I ran a couple of experiments recently to see how far this can go in practice.

#1 In search of a solution
First, I asked ChatGPT to come up with a solution for a customer request.
ChatGPT read TeamCity documentation via Context7 and proposed a setup that included:
- multiple build configurations
- two aggregate builds
- two build chains combining them
- triggers based on file extensions
- artifact and snapshot dependencies
So far, this is what you would expect from a capable LLM: a reasonably solid design.
Then I passed this solution to Codex and asked it to actually set everything up in TeamCity Nightly, in my personal sandbox project.
Five minutes later, I had a working demo.
There were some mistakes, but they were fixed in a few more minutes. Codex used the TeamCity REST API and executed the setup step by step via teamcity api commands, effectively reproducing the entire configuration from the original description.
The interesting part here is not that the configuration was correct on the first try. It was not.
The interesting part is how quickly the agent could:
- apply the configuration
- observe what did not work
- adjust and retry
What matters here is that the gap between describing a pipeline and actually having it running is now very small. The agent does not stop at producing a plan. It executes it and iterates until the result is usable.

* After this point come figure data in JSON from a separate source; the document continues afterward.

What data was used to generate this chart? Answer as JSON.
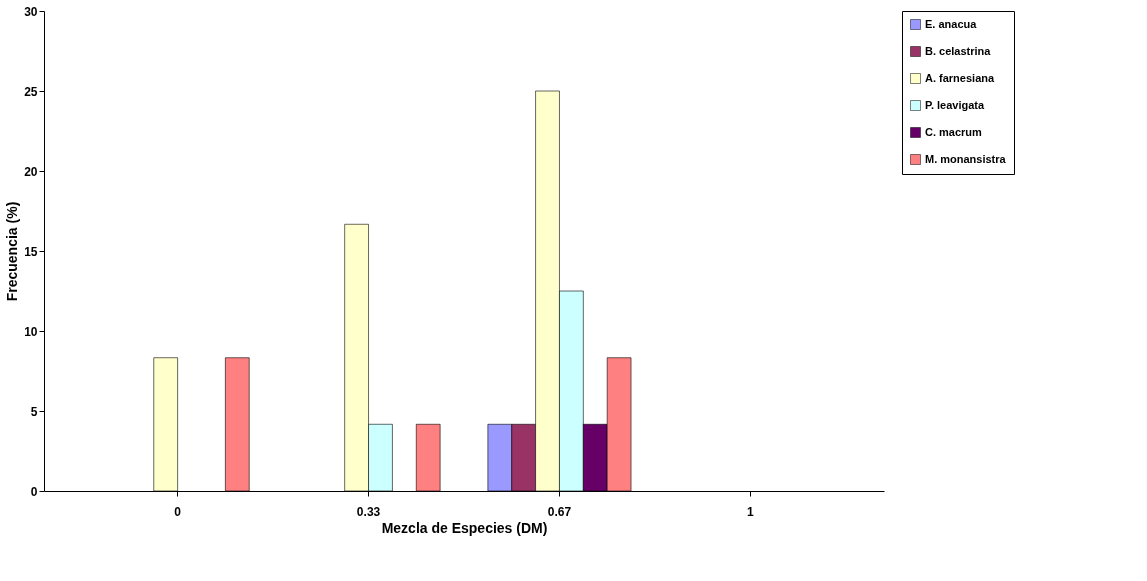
{
  "chart_data": {
    "type": "bar",
    "xlabel": "Mezcla de Especies (DM)",
    "ylabel": "Frecuencia (%)",
    "categories": [
      "0",
      "0.33",
      "0.67",
      "1"
    ],
    "series": [
      {
        "name": "E. anacua",
        "color": "#9999ff",
        "values": [
          0,
          0,
          4.17,
          0
        ]
      },
      {
        "name": "B. celastrina",
        "color": "#993366",
        "values": [
          0,
          0,
          4.17,
          0
        ]
      },
      {
        "name": "A. farnesiana",
        "color": "#ffffcc",
        "values": [
          8.33,
          16.67,
          25,
          0
        ]
      },
      {
        "name": "P. leavigata",
        "color": "#ccffff",
        "values": [
          0,
          4.17,
          12.5,
          0
        ]
      },
      {
        "name": "C. macrum",
        "color": "#660066",
        "values": [
          0,
          0,
          4.17,
          0
        ]
      },
      {
        "name": "M. monansistra",
        "color": "#ff8080",
        "values": [
          8.33,
          4.17,
          8.33,
          0
        ]
      }
    ],
    "ylim": [
      0,
      30
    ],
    "yticks": [
      0,
      5,
      10,
      15,
      20,
      25,
      30
    ],
    "grid": false,
    "legend": "right"
  }
}
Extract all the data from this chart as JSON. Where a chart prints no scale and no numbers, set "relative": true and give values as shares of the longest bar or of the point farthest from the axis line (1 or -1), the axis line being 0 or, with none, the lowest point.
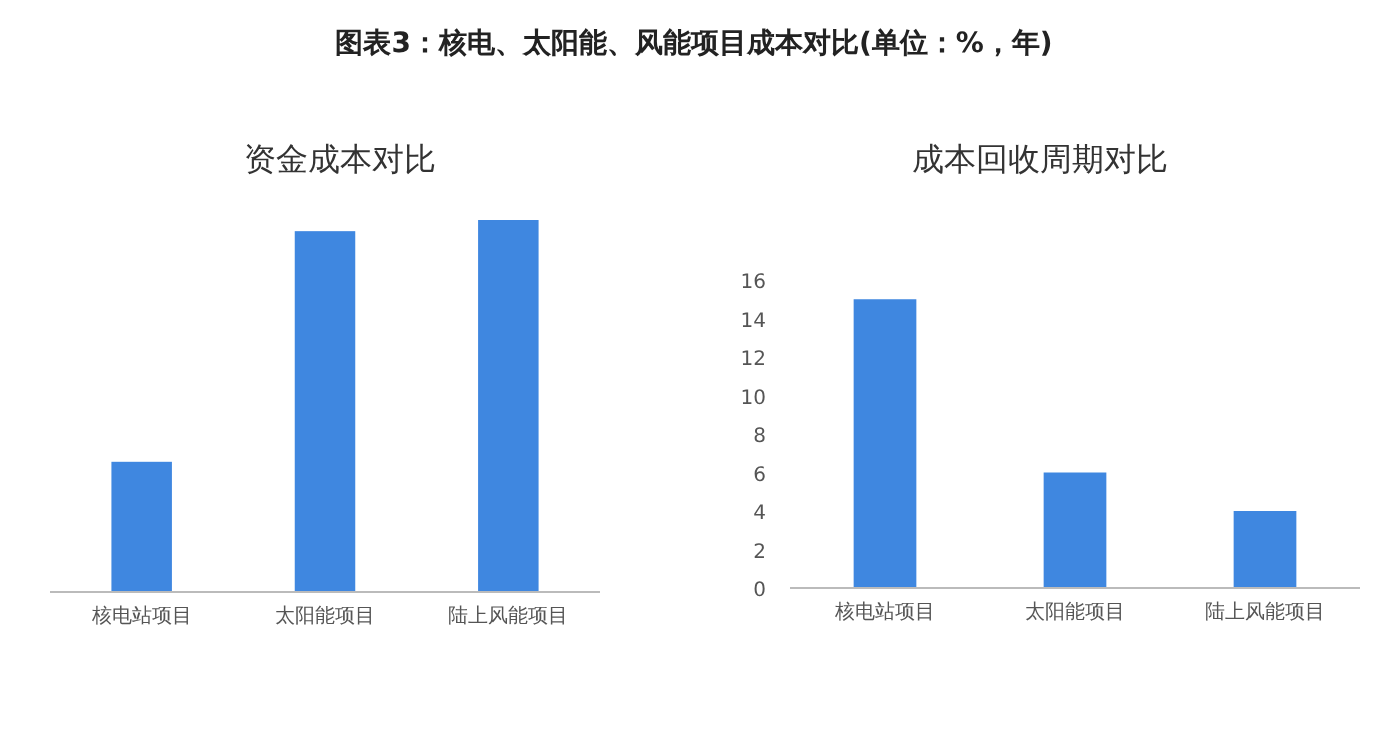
{
  "chart_data": [
    {
      "type": "bar",
      "title": "资金成本对比",
      "annotations": [
        "图表3：核电、太阳能、风能项目成本对比(单位：%，年)"
      ],
      "relative": true,
      "categories": [
        "核电站项目",
        "太阳能项目",
        "陆上风能项目"
      ],
      "values": [
        0.35,
        0.97,
        1
      ],
      "color": "#3f87e0",
      "grid": false
    },
    {
      "type": "bar",
      "title": "成本回收周期对比",
      "categories": [
        "核电站项目",
        "太阳能项目",
        "陆上风能项目"
      ],
      "values": [
        15,
        6,
        4
      ],
      "color": "#3f87e0",
      "ylim": [
        0,
        16
      ],
      "yticks": [
        0,
        2,
        4,
        6,
        8,
        10,
        12,
        14,
        16
      ],
      "grid": false
    }
  ]
}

At this point, the agent is not just describing a solution. It is implementing and refining it.
#2 Go project
In the second experiment, I cloned a small personal Go project from GitHub and asked Codex to set up CI for it in TeamCity.
It created a simple pipeline with “Tests” and “Build” configurations.

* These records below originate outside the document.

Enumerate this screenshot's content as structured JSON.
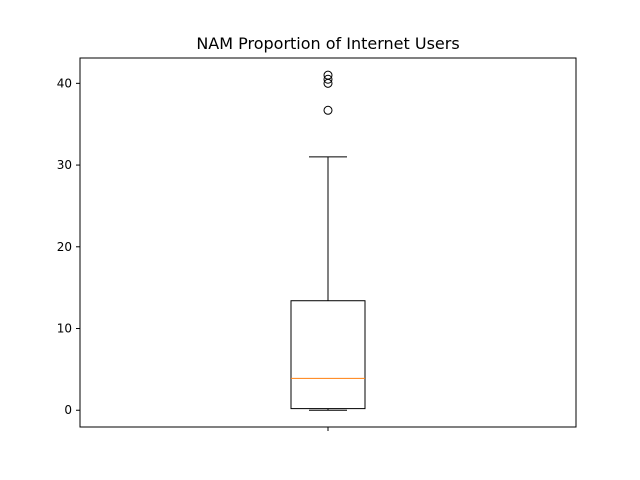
{
  "chart_data": {
    "type": "boxplot",
    "title": "NAM Proportion of Internet Users",
    "xlabel": "",
    "ylabel": "",
    "ylim": [
      -2.05,
      43.1
    ],
    "yticks": [
      0,
      10,
      20,
      30,
      40
    ],
    "x_category_label": "",
    "box": {
      "whisker_low": 0.0,
      "q1": 0.2,
      "median": 3.9,
      "q3": 13.4,
      "whisker_high": 31.0,
      "outliers": [
        36.7,
        40.0,
        40.5,
        41.0
      ]
    },
    "grid": false,
    "legend": false
  },
  "colors": {
    "box": "#000000",
    "median": "#ff7f0e",
    "outlier_edge": "#000000",
    "axes": "#000000",
    "background": "#ffffff"
  }
}
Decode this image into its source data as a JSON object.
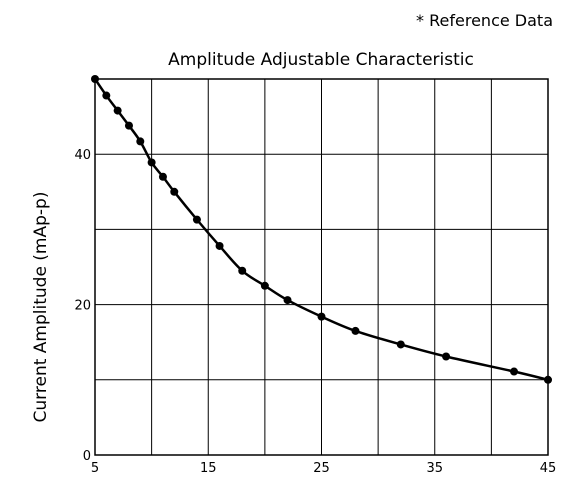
{
  "note": "* Reference Data",
  "chart_data": {
    "type": "line",
    "title": "Amplitude Adjustable Characteristic",
    "xlabel": "",
    "ylabel": "Current Amplitude   (mAp-p)",
    "xlim": [
      5,
      45
    ],
    "ylim": [
      0,
      50
    ],
    "x_ticks": [
      5,
      15,
      25,
      35,
      45
    ],
    "y_ticks": [
      0,
      20,
      40
    ],
    "x_grid_step": 5,
    "y_grid_step": 10,
    "grid": true,
    "series": [
      {
        "color": "#000000",
        "marker": "circle",
        "x": [
          5,
          6,
          7,
          8,
          9,
          10,
          11,
          12,
          14,
          16,
          18,
          20,
          22,
          25,
          28,
          32,
          36,
          42,
          45
        ],
        "y": [
          50,
          47.8,
          45.8,
          43.8,
          41.7,
          38.9,
          37.0,
          35.0,
          31.3,
          27.8,
          24.5,
          22.5,
          20.6,
          18.4,
          16.5,
          14.7,
          13.1,
          11.1,
          10.0
        ]
      }
    ]
  }
}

One funny detail: it managed to reuse my GitHub PAT from the gh utility to create the VCS root. “Stole” is not exactly the right word here, but it definitely felt funny.
The success condition was simple: the build should be green.
It was not.
After a few attempts, the agent figured out that Go was missing in the build agent environment. It then modified the build steps to work around this and retried until the build passed.
In other words, the agent is not just configuring TeamCity. It is working towards a goal and adapting its actions based on what happens during the build.
After reviewing the result, I noticed that Go tests were not reported properly in TeamCity.
I pointed this out.
The agent updated the configuration, added the required build feature, and on the next run the test results were reported correctly.
What these experiments show
In both cases, the agent followed a similar pattern:
- read documentation
- propose a solution
- apply it through the API
- observe the result
- iterate until the goal is reached
This loop is the main difference compared to earlier experiments with LLMs.
Instead of stopping at “here is how you could configure it”, the agent continues until the system actually works. This turns CI configuration into an iterative process that can converge on its own, instead of stopping at a static definition written upfront.
Conclusion
TeamCity works with AI agents, and AI agents can meaningfully help configure it. But the more interesting finding is how they go about it.
In both experiments the same pattern emerged: the agent didn’t stop at producing a configuration. It applied it, watched what happened, and kept adjusting until the pipeline ran. That feedback loop, which normally requires a developer to run the pipeline, read the output, fix something, and run it again, was happening inside the system on its own.
That said, these are early results. Agents need clear goals, good documentation, and a controlled environment to operate in. Setup tasks that used to take several manual iterations can now converge faster, with the agent handling much of the cycle.